Издав что-то похожее на стон, она взяла стальную ручку с тонким пером и начала писать. Сначала Леопольдам – несомненно наиболее впечатляющим родителям в реестре колледжа. Они были баснословно богаты и вращались в лучших кругах по всему миру, и сейчас находились в Индии, где мистер Леопольд покупал лошадей для поло у бенгальского раджи. В последнем их письме к Ирме говорилось, что сейчас они где-то в Гималаях, в какой-то безумной экспедиции со слонами, паланкинами и вышитыми шелком палатками; текущий адрес по крайней мере на ближайшие две недели оставался неизвестным.

Наконец, письмо, к удовлетворению директрисы, было закончено: в нём благоразумно сочетались сочувствие и здравый смысл. Сочувствия было не слишком много, на случай если к тому времени эта ужасная ситуация разрешится и Ирма уже будет в школе. Ещё она думала о том, стоит ли упоминать о вызванных на поиски туземце и собаках-ищейках... Ей почти слышался голос Артура: «Ты справляешься виртуозно, дорогая, виртуозно». И можно не сомневаться, так оно и было.

Следующими на очереди были отец и мать Миранды – владельцы больших пастбищ в глуши северного Квинсленда. Не миллионеры, но с солидным достатком и укрепились в обществе как одни из самых известных семей первопроходцев Австралии. Примерные родители, которые не станут устраивать переполох из-за пустяков вроде запаздывающих поездов или эпидемии кори в колледже; но в данном случае могли повести себя непредсказуемо, как и все остальные родители. Миранда была их единственной дочкой, старшей из пяти детей, и насколько знала миссис Эпплъярд, они души в ней не чаяли. Рождественские праздники вся семья проводила в Сан-Килда, но в прошлом месяце они уже вернулись в своё роскошное уединение в Гунавинджи. Всего несколько дней назад Миранда упоминала, что письма в Гунавинджи приходят вместе с продовольствием - иногда только раз в четыре или пять недель. Однако, никогда нельзя быть полностью уверенной, подумала директриса, посасывая кончик пера, что какой-нибудь назойливый хлопотун, не станет проезжать мимо с газетами и всё не раскроет. Как уже отмечалось, миссис Эпплъярд не имела склонности к чувствованиям, но всё же, это письмо было самым трудным из всех, что ей приходилось писать за всю свою жизнь. Когда она заклеивала конверт, густо исписанные листы показались её предвестниками смерти. «Я становлюсь выдумщицей», - пожала она плечами и пропустила рюмочку-другую бренди из шкафа позади стола.

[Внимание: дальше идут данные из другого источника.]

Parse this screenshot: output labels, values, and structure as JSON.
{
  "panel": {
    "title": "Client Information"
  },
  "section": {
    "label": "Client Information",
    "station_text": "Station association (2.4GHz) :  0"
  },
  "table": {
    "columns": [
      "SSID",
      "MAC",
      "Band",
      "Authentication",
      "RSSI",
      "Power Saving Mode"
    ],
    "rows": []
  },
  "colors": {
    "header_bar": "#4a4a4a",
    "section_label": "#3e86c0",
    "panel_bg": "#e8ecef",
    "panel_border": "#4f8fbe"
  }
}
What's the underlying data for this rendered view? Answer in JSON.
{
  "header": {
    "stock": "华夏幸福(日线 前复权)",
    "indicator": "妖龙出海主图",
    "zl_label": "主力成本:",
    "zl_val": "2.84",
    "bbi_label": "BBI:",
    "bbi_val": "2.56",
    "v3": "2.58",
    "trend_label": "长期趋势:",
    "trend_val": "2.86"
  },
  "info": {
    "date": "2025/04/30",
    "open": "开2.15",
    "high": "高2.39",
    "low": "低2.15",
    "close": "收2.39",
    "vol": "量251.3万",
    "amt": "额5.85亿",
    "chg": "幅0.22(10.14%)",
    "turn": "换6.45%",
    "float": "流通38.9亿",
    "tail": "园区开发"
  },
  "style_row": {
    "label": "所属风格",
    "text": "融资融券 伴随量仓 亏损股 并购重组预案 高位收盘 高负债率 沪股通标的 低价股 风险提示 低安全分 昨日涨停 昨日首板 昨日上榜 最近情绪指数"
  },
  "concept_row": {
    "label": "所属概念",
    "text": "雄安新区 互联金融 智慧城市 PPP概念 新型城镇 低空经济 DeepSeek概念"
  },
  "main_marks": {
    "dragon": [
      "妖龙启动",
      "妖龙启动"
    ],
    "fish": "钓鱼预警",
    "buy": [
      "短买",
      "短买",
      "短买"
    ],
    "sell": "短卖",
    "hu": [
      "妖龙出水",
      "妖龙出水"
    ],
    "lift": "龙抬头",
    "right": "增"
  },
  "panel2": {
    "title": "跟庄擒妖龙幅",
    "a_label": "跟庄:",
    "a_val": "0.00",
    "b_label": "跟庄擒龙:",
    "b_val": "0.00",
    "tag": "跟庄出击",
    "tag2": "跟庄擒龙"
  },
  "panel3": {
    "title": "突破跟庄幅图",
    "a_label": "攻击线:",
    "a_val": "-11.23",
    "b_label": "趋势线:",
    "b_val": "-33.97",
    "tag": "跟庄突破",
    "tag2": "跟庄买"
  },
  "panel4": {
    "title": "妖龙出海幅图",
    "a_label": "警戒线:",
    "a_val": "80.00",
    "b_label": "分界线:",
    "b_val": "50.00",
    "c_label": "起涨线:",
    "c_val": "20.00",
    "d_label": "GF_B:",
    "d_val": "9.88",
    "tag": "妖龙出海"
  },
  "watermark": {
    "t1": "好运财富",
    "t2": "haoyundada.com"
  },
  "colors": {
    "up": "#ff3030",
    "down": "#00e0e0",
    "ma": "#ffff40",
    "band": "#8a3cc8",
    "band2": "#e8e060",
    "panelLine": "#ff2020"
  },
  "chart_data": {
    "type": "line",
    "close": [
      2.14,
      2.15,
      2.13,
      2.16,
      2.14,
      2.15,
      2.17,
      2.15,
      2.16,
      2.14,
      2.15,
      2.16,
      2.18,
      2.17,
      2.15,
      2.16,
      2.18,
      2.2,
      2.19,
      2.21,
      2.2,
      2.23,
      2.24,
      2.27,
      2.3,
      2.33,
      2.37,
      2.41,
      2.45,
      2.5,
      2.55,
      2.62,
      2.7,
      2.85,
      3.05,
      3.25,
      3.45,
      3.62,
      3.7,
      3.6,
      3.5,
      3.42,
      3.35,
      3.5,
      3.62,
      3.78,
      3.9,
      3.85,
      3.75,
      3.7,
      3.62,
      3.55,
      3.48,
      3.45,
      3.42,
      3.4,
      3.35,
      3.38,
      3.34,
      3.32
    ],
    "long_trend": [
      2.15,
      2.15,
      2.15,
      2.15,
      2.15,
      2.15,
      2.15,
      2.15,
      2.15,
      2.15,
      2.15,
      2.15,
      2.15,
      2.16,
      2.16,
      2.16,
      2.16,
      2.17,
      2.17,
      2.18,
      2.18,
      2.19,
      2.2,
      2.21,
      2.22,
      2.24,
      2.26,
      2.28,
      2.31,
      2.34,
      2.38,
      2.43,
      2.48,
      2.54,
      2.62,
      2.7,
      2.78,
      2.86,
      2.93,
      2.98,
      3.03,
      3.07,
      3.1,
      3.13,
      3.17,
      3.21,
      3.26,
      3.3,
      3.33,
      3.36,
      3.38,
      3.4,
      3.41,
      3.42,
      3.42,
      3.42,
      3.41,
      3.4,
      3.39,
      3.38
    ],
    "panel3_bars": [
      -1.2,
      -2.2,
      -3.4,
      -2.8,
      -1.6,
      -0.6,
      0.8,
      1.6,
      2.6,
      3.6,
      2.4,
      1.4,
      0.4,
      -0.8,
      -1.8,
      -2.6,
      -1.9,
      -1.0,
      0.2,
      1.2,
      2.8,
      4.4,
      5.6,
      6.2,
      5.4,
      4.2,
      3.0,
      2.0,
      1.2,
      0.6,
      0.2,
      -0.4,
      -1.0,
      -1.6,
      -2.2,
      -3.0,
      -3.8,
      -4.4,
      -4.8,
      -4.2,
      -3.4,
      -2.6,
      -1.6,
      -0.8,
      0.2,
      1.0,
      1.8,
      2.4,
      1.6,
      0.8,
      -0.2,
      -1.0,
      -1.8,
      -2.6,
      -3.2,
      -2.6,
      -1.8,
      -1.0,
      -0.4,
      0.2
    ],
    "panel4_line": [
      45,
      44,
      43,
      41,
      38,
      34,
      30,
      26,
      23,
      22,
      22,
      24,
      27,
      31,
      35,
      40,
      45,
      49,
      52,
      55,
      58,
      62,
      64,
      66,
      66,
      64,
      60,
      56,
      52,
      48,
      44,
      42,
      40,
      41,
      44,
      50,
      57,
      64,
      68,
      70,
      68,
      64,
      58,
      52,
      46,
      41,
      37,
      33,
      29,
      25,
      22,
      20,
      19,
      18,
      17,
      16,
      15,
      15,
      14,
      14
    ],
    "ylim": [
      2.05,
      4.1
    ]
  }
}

Законным опекуном Мэрион Куэйд выступал семейный поверенный, обычно пребывавший в тени, кроме тех случаев, когда нужно было вносить плату за обучение. К счастью, сейчас он был в Новой Зеландии, на рыбалке у какого-то труднодоступного озера. Из того что слышала миссис Эпплъярд, последнее время Мэрион называла его «древним старикашкой». Всем сердцем надеясь, что стряпчий оправдает свою репутацию и не станет ничего предпринимать пока не появится больше информации, она подписала и скрепила письмо печатью.

И последнее было для восьмидесятилетнего отца Греты МакКроу, живущего в одиночестве с собакой и Библией на отдалённом острове на Гебридах. Старик вряд ли составит неприятности или вообще выйдет на связь, учитывая, что он не получал ни одной весточки от дочери с тех пор как она в 18 лет переехала в Австралию. Директриса проштамповала все четыре письма и положила их на столе в передней, чтобы Том сегодня отправил их вечерним поездом.

В четверг днём, 19 февраля, Майкл Фитцхьюберт и Альберт Кранделл сидели в дружеском молчании за бутылкой австралийского пива в маленьком деревянном сарае для лодок напротив декоративного озера полковника Фитцхьюберта. У Альберта выдалась пара свободных часов, а Майкл получил у тётушки временный отдых от участия в ежегодном приёме в саду. Озеро было глубоким, тёмным и ледяным, несмотря на томную летнюю жару. Одна его сторона заросла кувшинками, кремовые чаши которых ловили и удерживали лучи заходящего солнца. На плавающих листьях на одной коралловой ноге стоял белый лебедь, время от времени пуская по воде густую рябь. С противоположной стороны озера, древовидные папоротники и голубая гортензия смешивались с естественным лесом и резко возвышались над невысоким домом с верандой, по лужайкам которого под вязами и дубами прогуливались гости. Две служанки ставили на уличный стол на козлах клубнику со сливками. Это был довольно утончённый приём: с гостями из соседнего правительственного дома - летней резиденции губернатора штата, с наёмными лакеями, тремя музыкантами из Мельбурна и большим количеством шампанского. Был даже разговор о том, чтобы одеть кучера в тугой чёрный пиджак и поставить его в баре на розлив шампанского, на что Альберт ответил, что нанимался следить за лошадьми.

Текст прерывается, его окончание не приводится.